Zur Beantwortung der Frage „Wertpapier oder nicht“ bemüht die SEC den sogenannten Howey-Test. Im Kern geht es dabei um die Frage, ob bei einer Investition eine Gewinnerwartung vorliegt und ob diese auf den wirtschaftlichen Erfolg des Herausgebers des Wertpapiers spekuliert.

Blick in Finanzen soll Klarheit schaffen

Bezogen auf einen Token kann eine begründete Gewinnerwartung vorliegen, wenn:

  • ein Token dem Inhaber das Recht gibt, sich an den Erträgen oder Gewinnen des Unternehmens zu beteiligen bzw. um Gewinne aus der Wertsteigerung des digitalen Assets zu realisieren
  • übertragbar ist oder über einen Sekundärmarkt gehandelt wird oder das für die Zukunft erwartet wird
  • es offenbar wenig Korrelation zwischen dem Kauf- und dem Angebotskurs des Token und dem Marktpreis der einzelnen Waren und Dienstleistungen, die mit dem Token erworben werden können, gibt
  • der Herausgeber des Asset/Token deutlich mehr Kapital einsammeln konnte, als für die Einrichtung eines funktionierenden Netzwerks benötigt wären
  • der Token direkt oder indirekt so vermarktet wird, dass die „Expertise“ des Herausgebers für ein Wachstum des Assets bzw. des Netzwerks sorgen wird
  • die Übertragbarkeit des Token eines der prominentesten Kaufargumente ist

Mit dem Blick in die Bücher von Telegram will die SEC herausfinden, ob und wie der Erfolg des Gram Token mit dem des Unternehmens verknüpft ist – ein entscheidendes Kriterium für den Howey-Test.
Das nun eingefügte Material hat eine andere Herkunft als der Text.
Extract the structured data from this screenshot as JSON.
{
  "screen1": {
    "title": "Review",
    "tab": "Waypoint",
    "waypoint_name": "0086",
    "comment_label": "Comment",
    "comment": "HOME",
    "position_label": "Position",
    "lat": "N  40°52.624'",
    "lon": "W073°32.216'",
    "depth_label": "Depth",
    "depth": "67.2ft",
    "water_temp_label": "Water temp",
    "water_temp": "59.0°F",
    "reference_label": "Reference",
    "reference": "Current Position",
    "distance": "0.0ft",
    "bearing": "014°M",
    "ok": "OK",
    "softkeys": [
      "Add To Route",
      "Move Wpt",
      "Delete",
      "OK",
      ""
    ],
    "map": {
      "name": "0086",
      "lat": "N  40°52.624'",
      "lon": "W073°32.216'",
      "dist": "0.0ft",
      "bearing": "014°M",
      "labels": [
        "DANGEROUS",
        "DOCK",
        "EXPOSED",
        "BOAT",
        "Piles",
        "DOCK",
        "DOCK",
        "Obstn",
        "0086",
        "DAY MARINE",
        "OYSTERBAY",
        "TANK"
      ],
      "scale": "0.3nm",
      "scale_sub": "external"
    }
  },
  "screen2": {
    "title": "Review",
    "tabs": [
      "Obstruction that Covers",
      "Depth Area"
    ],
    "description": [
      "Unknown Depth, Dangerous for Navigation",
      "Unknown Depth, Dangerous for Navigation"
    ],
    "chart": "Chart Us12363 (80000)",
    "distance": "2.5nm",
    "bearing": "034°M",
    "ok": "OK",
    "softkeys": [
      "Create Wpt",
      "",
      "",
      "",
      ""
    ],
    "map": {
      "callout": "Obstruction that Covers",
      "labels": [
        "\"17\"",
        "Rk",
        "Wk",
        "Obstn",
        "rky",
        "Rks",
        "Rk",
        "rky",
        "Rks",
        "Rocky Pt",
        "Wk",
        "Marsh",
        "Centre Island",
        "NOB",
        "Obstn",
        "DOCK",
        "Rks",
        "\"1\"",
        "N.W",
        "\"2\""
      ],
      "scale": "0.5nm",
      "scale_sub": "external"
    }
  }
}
Der Messaging-Anbieter weigert sich bislang beharrlich, der Behörde Einsicht in seine Finanzen zu gewähren. Die SEC wählte nun die Form des Eilantrags, um die Herausgabe der Dokumente zu erzwingen – noch vor kommendem Dienstag, dem 7. Januar. Dann steht die Vernehmung des Telegram-Chefs Pavel Durov auf der Prozessordnung.